Families fought back tears as they bid an emotional farewell to their loved ones on board HMS Richmond.
The Portsmouth-based Type 23 frigate sailed yesterday for a seven-month deployment in the Atlantic.
Her ship’s company will be keeping up the Royal Navy’s presence in the region, protecting and reassuring British interests.
Despite a sudden burst of rain, dozens of relatives packed the Round Tower and the Hot Walls in Old Portsmouth to wave goodbye to family members on board.
Among them was 36-year-old Zoann Medcalf, who was there with her two sons Oliver, six, and Alfie, two.
They were waving goodbye to husband and father, Petty Officer Paul Medcalf, 37.
‘It’s going to be interesting to do such a long stint, and miss birthdays and Christmas, but we’ll be looking forward to seeing him again,’ said Zoann.

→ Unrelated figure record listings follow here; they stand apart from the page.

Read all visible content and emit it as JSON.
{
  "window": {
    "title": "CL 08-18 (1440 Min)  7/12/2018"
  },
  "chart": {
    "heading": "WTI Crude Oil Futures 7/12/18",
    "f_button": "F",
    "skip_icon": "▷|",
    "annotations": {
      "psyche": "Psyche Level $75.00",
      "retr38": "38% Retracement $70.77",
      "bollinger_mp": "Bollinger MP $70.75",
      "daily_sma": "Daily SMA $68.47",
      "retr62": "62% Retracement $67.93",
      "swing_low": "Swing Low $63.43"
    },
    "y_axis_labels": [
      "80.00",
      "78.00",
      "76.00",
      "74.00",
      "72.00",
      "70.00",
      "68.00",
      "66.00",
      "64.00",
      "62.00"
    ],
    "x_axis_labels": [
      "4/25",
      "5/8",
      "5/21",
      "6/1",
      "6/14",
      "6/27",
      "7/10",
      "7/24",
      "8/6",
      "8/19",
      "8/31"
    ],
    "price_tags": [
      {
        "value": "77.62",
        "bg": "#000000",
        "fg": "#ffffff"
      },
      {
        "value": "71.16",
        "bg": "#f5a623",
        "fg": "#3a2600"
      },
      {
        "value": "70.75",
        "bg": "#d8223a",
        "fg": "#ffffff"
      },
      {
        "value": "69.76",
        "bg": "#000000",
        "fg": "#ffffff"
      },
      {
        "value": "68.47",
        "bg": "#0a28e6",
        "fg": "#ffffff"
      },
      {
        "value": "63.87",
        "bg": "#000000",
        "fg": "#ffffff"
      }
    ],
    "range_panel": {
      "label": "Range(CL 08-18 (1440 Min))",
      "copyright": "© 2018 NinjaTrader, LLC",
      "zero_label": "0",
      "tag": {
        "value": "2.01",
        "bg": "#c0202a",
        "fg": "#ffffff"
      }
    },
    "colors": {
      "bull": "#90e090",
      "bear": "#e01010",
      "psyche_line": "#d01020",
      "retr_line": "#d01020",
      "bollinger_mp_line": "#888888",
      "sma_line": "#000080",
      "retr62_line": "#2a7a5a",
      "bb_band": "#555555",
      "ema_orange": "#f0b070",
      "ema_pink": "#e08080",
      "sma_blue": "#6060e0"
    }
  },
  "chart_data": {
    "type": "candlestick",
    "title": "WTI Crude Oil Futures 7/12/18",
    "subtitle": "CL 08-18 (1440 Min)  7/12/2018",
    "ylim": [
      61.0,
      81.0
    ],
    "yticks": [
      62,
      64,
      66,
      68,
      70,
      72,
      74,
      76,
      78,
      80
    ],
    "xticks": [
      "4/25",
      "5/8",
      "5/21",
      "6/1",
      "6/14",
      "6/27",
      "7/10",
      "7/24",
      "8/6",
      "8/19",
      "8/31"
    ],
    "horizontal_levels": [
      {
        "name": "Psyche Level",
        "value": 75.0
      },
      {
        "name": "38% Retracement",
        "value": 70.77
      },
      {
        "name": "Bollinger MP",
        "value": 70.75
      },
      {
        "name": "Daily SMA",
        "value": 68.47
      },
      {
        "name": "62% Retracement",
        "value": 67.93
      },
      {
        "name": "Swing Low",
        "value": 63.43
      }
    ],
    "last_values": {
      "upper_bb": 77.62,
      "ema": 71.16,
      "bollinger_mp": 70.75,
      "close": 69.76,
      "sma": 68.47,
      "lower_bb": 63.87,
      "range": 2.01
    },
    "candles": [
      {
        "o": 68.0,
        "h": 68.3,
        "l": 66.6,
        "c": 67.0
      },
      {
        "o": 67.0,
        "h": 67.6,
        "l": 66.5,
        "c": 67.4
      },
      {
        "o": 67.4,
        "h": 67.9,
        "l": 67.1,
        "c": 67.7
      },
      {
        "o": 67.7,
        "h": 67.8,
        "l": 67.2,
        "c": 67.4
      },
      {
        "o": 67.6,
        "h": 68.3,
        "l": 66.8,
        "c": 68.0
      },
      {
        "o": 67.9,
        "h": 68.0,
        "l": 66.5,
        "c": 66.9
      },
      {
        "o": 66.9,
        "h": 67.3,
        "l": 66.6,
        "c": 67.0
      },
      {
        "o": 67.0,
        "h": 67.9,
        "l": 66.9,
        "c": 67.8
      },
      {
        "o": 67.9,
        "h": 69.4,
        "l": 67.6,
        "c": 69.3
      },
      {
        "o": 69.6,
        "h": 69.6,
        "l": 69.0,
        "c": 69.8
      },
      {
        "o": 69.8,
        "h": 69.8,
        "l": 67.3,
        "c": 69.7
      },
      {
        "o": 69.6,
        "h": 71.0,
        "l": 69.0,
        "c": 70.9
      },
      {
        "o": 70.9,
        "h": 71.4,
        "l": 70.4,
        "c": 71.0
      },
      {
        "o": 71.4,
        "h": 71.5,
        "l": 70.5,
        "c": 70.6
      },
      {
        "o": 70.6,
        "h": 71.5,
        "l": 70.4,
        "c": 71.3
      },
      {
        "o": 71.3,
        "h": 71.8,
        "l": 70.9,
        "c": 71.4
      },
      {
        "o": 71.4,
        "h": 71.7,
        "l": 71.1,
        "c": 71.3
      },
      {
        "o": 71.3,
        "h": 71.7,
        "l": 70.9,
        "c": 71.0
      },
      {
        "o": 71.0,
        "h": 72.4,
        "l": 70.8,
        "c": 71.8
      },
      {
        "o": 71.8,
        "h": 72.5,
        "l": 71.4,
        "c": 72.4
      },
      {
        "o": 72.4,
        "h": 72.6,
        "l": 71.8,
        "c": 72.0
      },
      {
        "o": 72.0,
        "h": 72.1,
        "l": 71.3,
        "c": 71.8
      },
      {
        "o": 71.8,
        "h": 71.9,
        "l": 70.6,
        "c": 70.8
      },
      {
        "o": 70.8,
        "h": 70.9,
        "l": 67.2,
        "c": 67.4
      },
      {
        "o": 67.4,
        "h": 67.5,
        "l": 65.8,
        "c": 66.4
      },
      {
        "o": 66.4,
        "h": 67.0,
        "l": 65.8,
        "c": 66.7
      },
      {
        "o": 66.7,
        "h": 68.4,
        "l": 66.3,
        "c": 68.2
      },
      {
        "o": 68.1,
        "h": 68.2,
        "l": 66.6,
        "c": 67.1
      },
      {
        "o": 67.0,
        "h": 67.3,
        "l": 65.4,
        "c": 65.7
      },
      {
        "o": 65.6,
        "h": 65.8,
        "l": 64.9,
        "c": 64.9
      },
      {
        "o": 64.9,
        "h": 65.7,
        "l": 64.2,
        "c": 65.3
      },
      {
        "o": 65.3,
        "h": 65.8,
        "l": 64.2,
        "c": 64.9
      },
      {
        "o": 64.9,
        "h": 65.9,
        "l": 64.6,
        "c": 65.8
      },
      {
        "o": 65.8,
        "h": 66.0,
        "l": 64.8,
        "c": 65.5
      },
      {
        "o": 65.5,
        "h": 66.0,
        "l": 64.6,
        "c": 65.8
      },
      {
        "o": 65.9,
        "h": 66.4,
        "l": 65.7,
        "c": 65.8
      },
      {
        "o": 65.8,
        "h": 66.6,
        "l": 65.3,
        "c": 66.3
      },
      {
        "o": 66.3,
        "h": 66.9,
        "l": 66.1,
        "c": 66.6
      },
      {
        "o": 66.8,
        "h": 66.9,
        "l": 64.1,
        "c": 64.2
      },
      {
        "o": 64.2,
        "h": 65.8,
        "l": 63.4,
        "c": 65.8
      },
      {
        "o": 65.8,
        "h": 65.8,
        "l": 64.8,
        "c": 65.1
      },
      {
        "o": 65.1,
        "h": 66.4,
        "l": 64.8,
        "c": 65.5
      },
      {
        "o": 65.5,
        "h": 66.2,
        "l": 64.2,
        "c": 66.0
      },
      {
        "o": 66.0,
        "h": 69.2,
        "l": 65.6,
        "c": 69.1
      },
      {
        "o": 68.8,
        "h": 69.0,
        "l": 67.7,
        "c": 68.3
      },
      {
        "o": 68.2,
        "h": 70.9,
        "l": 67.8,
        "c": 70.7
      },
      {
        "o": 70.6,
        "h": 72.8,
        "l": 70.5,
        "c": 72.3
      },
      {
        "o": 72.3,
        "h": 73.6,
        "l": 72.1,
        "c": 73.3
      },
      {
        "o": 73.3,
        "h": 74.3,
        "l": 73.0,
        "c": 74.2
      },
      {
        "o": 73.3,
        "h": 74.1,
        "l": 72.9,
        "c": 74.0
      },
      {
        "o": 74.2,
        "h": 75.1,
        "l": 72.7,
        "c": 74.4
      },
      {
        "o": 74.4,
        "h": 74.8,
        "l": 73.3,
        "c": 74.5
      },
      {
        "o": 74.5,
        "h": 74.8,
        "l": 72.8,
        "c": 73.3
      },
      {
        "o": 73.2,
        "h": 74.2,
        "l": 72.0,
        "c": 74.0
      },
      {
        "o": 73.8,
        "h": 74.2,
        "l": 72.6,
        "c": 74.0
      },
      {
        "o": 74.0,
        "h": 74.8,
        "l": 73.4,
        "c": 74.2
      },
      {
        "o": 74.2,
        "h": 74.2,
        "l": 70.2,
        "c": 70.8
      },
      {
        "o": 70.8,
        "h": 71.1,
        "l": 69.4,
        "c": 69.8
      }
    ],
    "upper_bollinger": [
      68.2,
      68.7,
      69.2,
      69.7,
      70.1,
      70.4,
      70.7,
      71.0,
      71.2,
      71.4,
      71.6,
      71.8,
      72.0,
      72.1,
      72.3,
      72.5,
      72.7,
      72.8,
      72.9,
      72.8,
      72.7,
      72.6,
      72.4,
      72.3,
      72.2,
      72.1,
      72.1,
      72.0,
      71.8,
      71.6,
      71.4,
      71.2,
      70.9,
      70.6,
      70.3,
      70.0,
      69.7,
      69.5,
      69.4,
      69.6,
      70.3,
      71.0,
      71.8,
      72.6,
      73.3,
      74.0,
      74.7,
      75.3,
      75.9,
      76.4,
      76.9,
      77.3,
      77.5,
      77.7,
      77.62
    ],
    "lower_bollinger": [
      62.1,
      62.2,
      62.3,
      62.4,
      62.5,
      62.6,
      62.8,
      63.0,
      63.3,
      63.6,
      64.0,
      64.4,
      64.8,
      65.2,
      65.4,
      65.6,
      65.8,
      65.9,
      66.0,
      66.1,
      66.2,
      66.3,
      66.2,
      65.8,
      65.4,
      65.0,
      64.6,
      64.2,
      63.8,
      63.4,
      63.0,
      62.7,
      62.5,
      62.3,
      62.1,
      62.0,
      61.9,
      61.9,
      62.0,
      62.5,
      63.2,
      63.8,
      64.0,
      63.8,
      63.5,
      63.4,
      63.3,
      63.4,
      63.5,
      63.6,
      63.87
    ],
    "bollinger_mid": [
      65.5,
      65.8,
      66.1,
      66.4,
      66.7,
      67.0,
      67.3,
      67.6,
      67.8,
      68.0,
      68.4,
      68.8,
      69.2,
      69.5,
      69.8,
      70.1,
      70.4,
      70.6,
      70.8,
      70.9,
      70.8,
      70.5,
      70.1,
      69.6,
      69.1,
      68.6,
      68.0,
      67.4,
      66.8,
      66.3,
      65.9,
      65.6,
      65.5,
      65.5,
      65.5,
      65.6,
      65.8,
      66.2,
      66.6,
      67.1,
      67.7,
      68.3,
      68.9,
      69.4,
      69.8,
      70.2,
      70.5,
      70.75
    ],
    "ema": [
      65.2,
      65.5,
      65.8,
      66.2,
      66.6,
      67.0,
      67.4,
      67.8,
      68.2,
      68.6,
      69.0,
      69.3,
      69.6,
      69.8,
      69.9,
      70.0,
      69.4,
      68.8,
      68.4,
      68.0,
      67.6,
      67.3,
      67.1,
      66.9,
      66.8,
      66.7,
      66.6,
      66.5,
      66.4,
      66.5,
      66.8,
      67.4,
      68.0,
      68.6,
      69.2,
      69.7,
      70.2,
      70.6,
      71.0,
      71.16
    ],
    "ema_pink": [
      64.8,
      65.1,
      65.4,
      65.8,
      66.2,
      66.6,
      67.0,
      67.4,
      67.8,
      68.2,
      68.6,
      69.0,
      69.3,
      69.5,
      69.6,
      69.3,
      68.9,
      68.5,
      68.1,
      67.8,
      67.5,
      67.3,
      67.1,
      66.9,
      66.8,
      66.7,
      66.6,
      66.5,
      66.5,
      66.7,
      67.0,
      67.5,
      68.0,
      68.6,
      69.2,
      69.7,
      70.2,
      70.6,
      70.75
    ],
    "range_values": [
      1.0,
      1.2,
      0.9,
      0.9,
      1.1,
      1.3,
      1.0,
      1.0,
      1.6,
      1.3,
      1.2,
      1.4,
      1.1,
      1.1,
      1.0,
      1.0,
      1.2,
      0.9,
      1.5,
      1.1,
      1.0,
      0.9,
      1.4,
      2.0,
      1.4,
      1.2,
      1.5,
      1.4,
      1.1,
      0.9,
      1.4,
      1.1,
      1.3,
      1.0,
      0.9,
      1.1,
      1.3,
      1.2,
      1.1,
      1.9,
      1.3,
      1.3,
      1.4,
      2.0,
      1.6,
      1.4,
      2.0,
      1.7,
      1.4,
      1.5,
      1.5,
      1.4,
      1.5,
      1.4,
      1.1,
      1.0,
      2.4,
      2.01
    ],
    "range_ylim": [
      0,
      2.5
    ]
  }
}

‘It’s his first long deployment since we’ve had our kid, so it’s an important day for them to see daddy go out.
‘It is sad, though. I’m being brave and I haven’t cried yet. We said goodbye earlier.
‘We’ve been lucky and had a few weeks off where he’s been at home so we’ve been able to do quite a bit.
‘Obviously we’ll be keeping in touch and Oliver loves writing so he’ll be writing things to him.’
It has taken months of preparation for HMS Richmond to be ready for her deployment.
In February, the ship’s company put trainee submariners through their paces off the west coast of Norway, while taking part in the gruelling Submarine Command Course.
In March, navigation students from the Maritime Warfare School joined the ship for an intensive training programme.
Later that month, the frigate completed two successful test firings of her Sea Wolf surface-to-air-missile system off the south coast of England.
In April, she played a part in a massive exercise off the coast of Scotland, and in May the crew completed the intensive Flag Officer Sea Training.
The ship’s company have had a few weeks to rest since May, while the ship went through maintenance to get her ready for the deployment.
Jasmine White, 57, of Broad Street in Old Portsmouth, was watching the ship sail out of the harbour.
She said: ‘It is very sad seeing all of these people waving goodbye.
‘They must be very proud but it must be so difficult for them. I do think they are very brave.’